If you had 250 miles of wire (only about 400 pounds), could you unroll it all the way down to the surface of earth and drag it across the world? I guess at some point it would melt from friction with air. But what if the source was geostationary??
No. Any type of metal wire would break under its own weight.
What you're describing is essentially a space elevator. Interestingly, such a system wouldn't actually end at geostationary orbit - its center of mass needs to be in geostationary orbit, so the top end would need to be significantly higher up. It might be possible to construct such a structure using exotic materials such as carbon nanotubes, but even that would have to be tapered to achieve the needed tensile strength. Ordinary materials like steel are out of the question.
If you want true insanity there's a way it could be done.

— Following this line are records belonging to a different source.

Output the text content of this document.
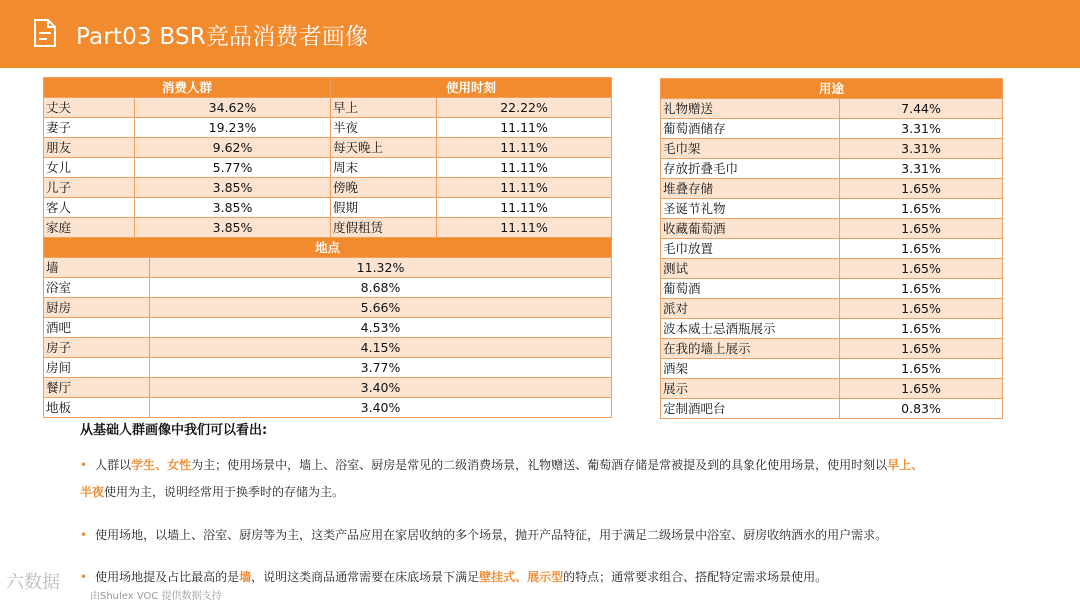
Part03 BSR竞品消费者画像
消费人群		使用时刻	
丈夫	34.62%	早上	22.22%
妻子	19.23%	半夜	11.11%
朋友	9.62%	每天晚上	11.11%
女儿	5.77%	周末	11.11%
儿子	3.85%	傍晚	11.11%
客人	3.85%	假期	11.11%
家庭	3.85%	度假租赁	11.11%
地点	
墙	11.32%
浴室	8.68%
厨房	5.66%
酒吧	4.53%
房子	4.15%
房间	3.77%
餐厅	3.40%
地板	3.40%
用途	
礼物赠送	7.44%
葡萄酒储存	3.31%
毛巾架	3.31%
存放折叠毛巾	3.31%
堆叠存储	1.65%
圣诞节礼物	1.65%
收藏葡萄酒	1.65%
毛巾放置	1.65%
测试	1.65%
葡萄酒	1.65%
派对	1.65%
波本威士忌酒瓶展示	1.65%
在我的墙上展示	1.65%
酒架	1.65%
展示	1.65%
定制酒吧台	0.83%
从基础人群画像中我们可以看出:
• 人群以学生、女性为主；使用场景中，墙上、浴室、厨房是常见的二级消费场景，礼物赠送、葡萄酒存储是常被提及到的具象化使用场景，使用时刻以早上、
半夜使用为主，说明经常用于换季时的存储为主。
• 使用场地，以墙上、浴室、厨房等为主，这类产品应用在家居收纳的多个场景，抛开产品特征，用于满足二级场景中浴室、厨房收纳酒水的用户需求。
• 使用场地提及占比最高的是墙，说明这类商品通常需要在床底场景下满足壁挂式、展示型的特点；通常要求组合、搭配特定需求场景使用。
六数据
由Shulex VOC 提供数据支持
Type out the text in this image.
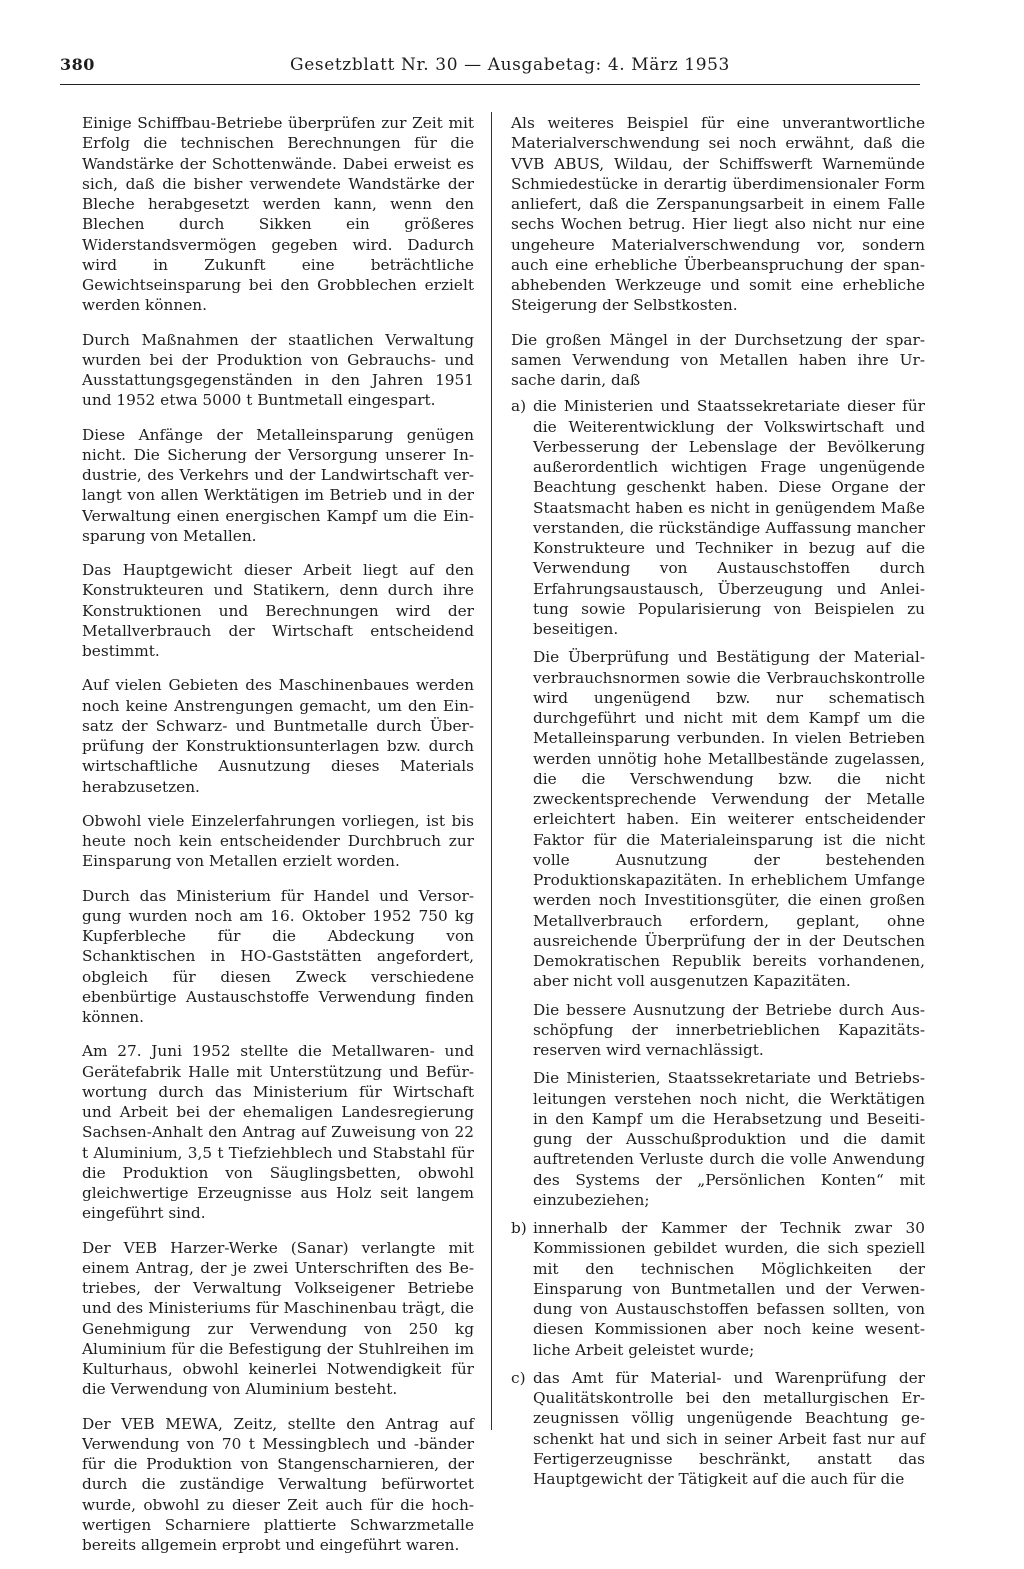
380	Gesetzblatt Nr. 30 — Ausgabetag: 4. März 1953

Einige Schiffbau-Betriebe überprüfen zur Zeit mit Erfolg die technischen Berechnungen für die Wandstärke der Schottenwände. Dabei erweist es sich, daß die bisher verwendete Wandstärke der Bleche herabgesetzt werden kann, wenn den Blechen durch Sikken ein größeres Widerstandsvermögen gegeben wird. Dadurch wird in Zukunft eine beträchtliche Gewichtseinsparung bei den Grobblechen erzielt werden können.

Durch Maßnahmen der staatlichen Verwaltung wurden bei der Produktion von Gebrauchs- und Ausstattungsgegenständen in den Jahren 1951 und 1952 etwa 5000 t Buntmetall eingespart.

Diese Anfänge der Metalleinsparung genügen nicht. Die Sicherung der Versorgung unserer Industrie, des Verkehrs und der Landwirtschaft verlangt von allen Werktätigen im Betrieb und in der Verwaltung einen energischen Kampf um die Einsparung von Metallen.

Das Hauptgewicht dieser Arbeit liegt auf den Konstrukteuren und Statikern, denn durch ihre Konstruktionen und Berechnungen wird der Metallverbrauch der Wirtschaft entscheidend bestimmt.

Auf vielen Gebieten des Maschinenbaues werden noch keine Anstrengungen gemacht, um den Einsatz der Schwarz- und Buntmetalle durch Überprüfung der Konstruktionsunterlagen bzw. durch wirtschaftliche Ausnutzung dieses Materials herabzusetzen.

Obwohl viele Einzelerfahrungen vorliegen, ist bis heute noch kein entscheidender Durchbruch zur Einsparung von Metallen erzielt worden.

Durch das Ministerium für Handel und Versorgung wurden noch am 16. Oktober 1952 750 kg Kupferbleche für die Abdeckung von Schanktischen in HO-Gaststätten angefordert, obgleich für diesen Zweck verschiedene ebenbürtige Austauschstoffe Verwendung finden können.

Am 27. Juni 1952 stellte die Metallwaren- und Gerätefabrik Halle mit Unterstützung und Befürwortung durch das Ministerium für Wirtschaft und Arbeit bei der ehemaligen Landesregierung Sachsen-Anhalt den Antrag auf Zuweisung von 22 t Aluminium, 3,5 t Tiefziehblech und Stabstahl für die Produktion von Säuglingsbetten, obwohl gleichwertige Erzeugnisse aus Holz seit langem eingeführt sind.

Der VEB Harzer-Werke (Sanar) verlangte mit einem Antrag, der je zwei Unterschriften des Betriebes, der Verwaltung Volkseigener Betriebe und des Ministeriums für Maschinenbau trägt, die Genehmigung zur Verwendung von 250 kg Aluminium für die Befestigung der Stuhlreihen im Kulturhaus, obwohl keinerlei Notwendigkeit für die Verwendung von Aluminium besteht.

Der VEB MEWA, Zeitz, stellte den Antrag auf Verwendung von 70 t Messingblech und -bänder für die Produktion von Stangenscharnieren, der durch die zuständige Verwaltung befürwortet wurde, obwohl zu dieser Zeit auch für die hochwertigen Scharniere plattierte Schwarzmetalle bereits allgemein erprobt und eingeführt waren.

Als weiteres Beispiel für eine unverantwortliche Materialverschwendung sei noch erwähnt, daß die VVB ABUS, Wildau, der Schiffswerft Warnemünde Schmiedestücke in derartig überdimensionaler Form anliefert, daß die Zerspanungsarbeit in einem Falle sechs Wochen betrug. Hier liegt also nicht nur eine ungeheure Materialverschwendung vor, sondern auch eine erhebliche Überbeanspruchung der spanabhebenden Werkzeuge und somit eine erhebliche Steigerung der Selbstkosten.

Die großen Mängel in der Durchsetzung der sparsamen Verwendung von Metallen haben ihre Ursache darin, daß

a) die Ministerien und Staatssekretariate dieser für die Weiterentwicklung der Volkswirtschaft und Verbesserung der Lebenslage der Bevölkerung außerordentlich wichtigen Frage ungenügende Beachtung geschenkt haben. Diese Organe der Staatsmacht haben es nicht in genügendem Maße verstanden, die rückständige Auffassung mancher Konstrukteure und Techniker in bezug auf die Verwendung von Austauschstoffen durch Erfahrungsaustausch, Überzeugung und Anleitung sowie Popularisierung von Beispielen zu beseitigen.
Die Überprüfung und Bestätigung der Materialverbrauchsnormen sowie die Verbrauchskontrolle wird ungenügend bzw. nur schematisch durchgeführt und nicht mit dem Kampf um die Metalleinsparung verbunden. In vielen Betrieben werden unnötig hohe Metallbestände zugelassen, die die Verschwendung bzw. die nicht zweckentsprechende Verwendung der Metalle erleichtert haben. Ein weiterer entscheidender Faktor für die Materialeinsparung ist die nicht volle Ausnutzung der bestehenden Produktionskapazitäten. In erheblichem Umfange werden noch Investitionsgüter, die einen großen Metallverbrauch erfordern, geplant, ohne ausreichende Überprüfung der in der Deutschen Demokratischen Republik bereits vorhandenen, aber nicht voll ausgenutzen Kapazitäten.
Die bessere Ausnutzung der Betriebe durch Ausschöpfung der innerbetrieblichen Kapazitätsreserven wird vernachlässigt.
Die Ministerien, Staatssekretariate und Betriebsleitungen verstehen noch nicht, die Werktätigen in den Kampf um die Herabsetzung und Beseitigung der Ausschußproduktion und die damit auftretenden Verluste durch die volle Anwendung des Systems der „Persönlichen Konten“ mit einzubeziehen;
b) innerhalb der Kammer der Technik zwar 30 Kommissionen gebildet wurden, die sich speziell mit den technischen Möglichkeiten der Einsparung von Buntmetallen und der Verwendung von Austauschstoffen befassen sollten, von diesen Kommissionen aber noch keine wesentliche Arbeit geleistet wurde;
c) das Amt für Material- und Warenprüfung der Qualitätskontrolle bei den metallurgischen Erzeugnissen völlig ungenügende Beachtung geschenkt hat und sich in seiner Arbeit fast nur auf Fertigerzeugnisse beschränkt, anstatt das Hauptgewicht der Tätigkeit auf die auch für die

As you say, the span is too great for anything to be strong enough to hold itself up without the taper becoming completely impossible. You have to break it up into much smaller chunks--impossible, you say? No. Build a ring around the Earth at the equator inside an evacuated tunnel. Spin the ring at a speed sufficient to generate an outward force (maglev setup to transfer the force) sufficient to put supports in tension. Do the same thing again a bit farther out. Again and again. I haven't done the math on it but as the strength requirement goes to zero as the towers/rings go to infinity it's simply a matter of building enough of them. Yes, orbiting rings are unstable, but this is tethered.
And you can also build the Ringworld that way--no super materials, just an extremely massive stationary track underneath to provide the support. But, not being tethered it has the same instability problem. You can't make the walls but you can slope it without undue forces.